As of 2026, there’s no single nationwide Medicare policy dedicated specifically to GAE. Coverage instead flows through Local Coverage Determinations set by regional Medicare Administrative Contractors, meaning approval can hinge on where you happen to live. Private insurance is similarly inconsistent from one carrier to the next. Some plans already treat GAE as medically necessary once conservative treatments have failed, while others still label it an emerging or investigational procedure, which can lead to an initial denial.

The larger trend, however, is moving in patients’ favor. As more clinical evidence accumulates, insurers are increasingly willing to view GAE as a cost-effective alternative to the repeated injections and eventual surgeries many patients would otherwise need. Approval isn’t guaranteed, but it’s more attainable than it was even a couple of years ago, especially with the right documentation in hand.

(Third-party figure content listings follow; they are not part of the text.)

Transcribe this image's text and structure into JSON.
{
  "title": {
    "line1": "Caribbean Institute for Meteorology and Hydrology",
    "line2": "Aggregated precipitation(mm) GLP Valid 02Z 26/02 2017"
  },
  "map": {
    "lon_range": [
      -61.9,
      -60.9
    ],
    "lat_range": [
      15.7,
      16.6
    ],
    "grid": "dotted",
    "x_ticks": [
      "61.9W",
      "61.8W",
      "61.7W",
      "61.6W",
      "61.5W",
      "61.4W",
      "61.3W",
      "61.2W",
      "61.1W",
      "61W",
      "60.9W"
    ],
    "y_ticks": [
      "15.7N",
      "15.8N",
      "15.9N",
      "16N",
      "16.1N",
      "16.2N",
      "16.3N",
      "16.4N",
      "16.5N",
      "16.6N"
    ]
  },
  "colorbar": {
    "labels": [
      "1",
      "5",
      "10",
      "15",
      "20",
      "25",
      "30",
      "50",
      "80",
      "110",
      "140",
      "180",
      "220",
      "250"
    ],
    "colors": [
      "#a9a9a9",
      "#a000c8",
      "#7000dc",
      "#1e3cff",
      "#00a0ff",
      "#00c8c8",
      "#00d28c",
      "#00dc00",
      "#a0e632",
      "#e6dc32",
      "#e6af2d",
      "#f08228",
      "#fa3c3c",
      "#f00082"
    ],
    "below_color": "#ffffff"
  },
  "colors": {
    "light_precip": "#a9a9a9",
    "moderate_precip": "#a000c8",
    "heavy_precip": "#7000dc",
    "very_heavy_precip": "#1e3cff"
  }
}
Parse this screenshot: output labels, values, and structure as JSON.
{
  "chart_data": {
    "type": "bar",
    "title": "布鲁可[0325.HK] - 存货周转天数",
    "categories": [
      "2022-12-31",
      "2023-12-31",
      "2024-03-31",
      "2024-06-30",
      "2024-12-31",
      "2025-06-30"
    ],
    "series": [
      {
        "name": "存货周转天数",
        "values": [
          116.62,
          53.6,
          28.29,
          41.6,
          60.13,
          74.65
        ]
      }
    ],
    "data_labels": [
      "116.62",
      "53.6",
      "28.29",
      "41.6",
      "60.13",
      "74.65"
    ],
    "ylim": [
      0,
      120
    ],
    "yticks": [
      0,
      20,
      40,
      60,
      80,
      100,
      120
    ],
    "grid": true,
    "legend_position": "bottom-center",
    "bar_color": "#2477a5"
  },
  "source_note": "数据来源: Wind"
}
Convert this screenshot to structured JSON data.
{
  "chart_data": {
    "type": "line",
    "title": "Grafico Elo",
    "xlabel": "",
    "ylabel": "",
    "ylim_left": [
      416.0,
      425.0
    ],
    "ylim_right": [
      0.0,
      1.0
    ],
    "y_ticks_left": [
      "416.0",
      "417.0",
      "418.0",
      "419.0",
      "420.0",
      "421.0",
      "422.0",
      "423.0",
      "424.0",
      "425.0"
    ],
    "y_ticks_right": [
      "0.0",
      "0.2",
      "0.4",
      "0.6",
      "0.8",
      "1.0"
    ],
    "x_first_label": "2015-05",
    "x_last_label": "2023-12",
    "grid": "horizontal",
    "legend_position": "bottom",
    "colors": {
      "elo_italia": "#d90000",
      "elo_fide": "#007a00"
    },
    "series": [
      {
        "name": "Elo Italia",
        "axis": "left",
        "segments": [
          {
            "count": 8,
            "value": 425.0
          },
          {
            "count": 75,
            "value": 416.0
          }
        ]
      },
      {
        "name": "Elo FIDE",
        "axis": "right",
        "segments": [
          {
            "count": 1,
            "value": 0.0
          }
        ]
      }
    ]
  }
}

To strengthen your case for coverage:

  • Keep a thorough record of every conservative treatment you’ve tried, including specific dates and outcomes
  • Obtain current imaging, X-ray, or MRI, that clearly demonstrates your level of joint damage
  • Ask your physician for a detailed letter of medical necessity linking your history directly to the GAE recommendation
  • Check whether your plan requires prior authorization, and submit that request before you schedule the procedure
  • Don’t treat a denial as final. Appeals frequently succeed once additional documentation is submitted
  • Ask whether your provider’s office has staff who specialize in GAE authorizations, since this procedure is still new to many claims reviewers

If coverage still falls through after an appeal, ask your clinic directly about self-pay rates or financing options. Many practices that perform GAE regularly have already built out resources for exactly this situation.

The Bottom Line on Knee Osteoarthritis Treatment

Living with knee osteoarthritis doesn’t have to mean choosing between chronic daily pain and a major surgery you’re not ready for. Genicular artery embolization has carved out a credible middle path, supported by a growing base of clinical evidence, and it’s giving many patients real, lasting relief with a recovery period measured in days.

It’s not the right fit for everyone, and securing insurance coverage still takes some effort. Neither of those realities should stop you from bringing the topic up with your doctor. Come prepared with your imaging, a clear history of what you’ve already tried, and a list of questions. That preparation is often what separates a quick insurance denial from an approved, covered treatment plan.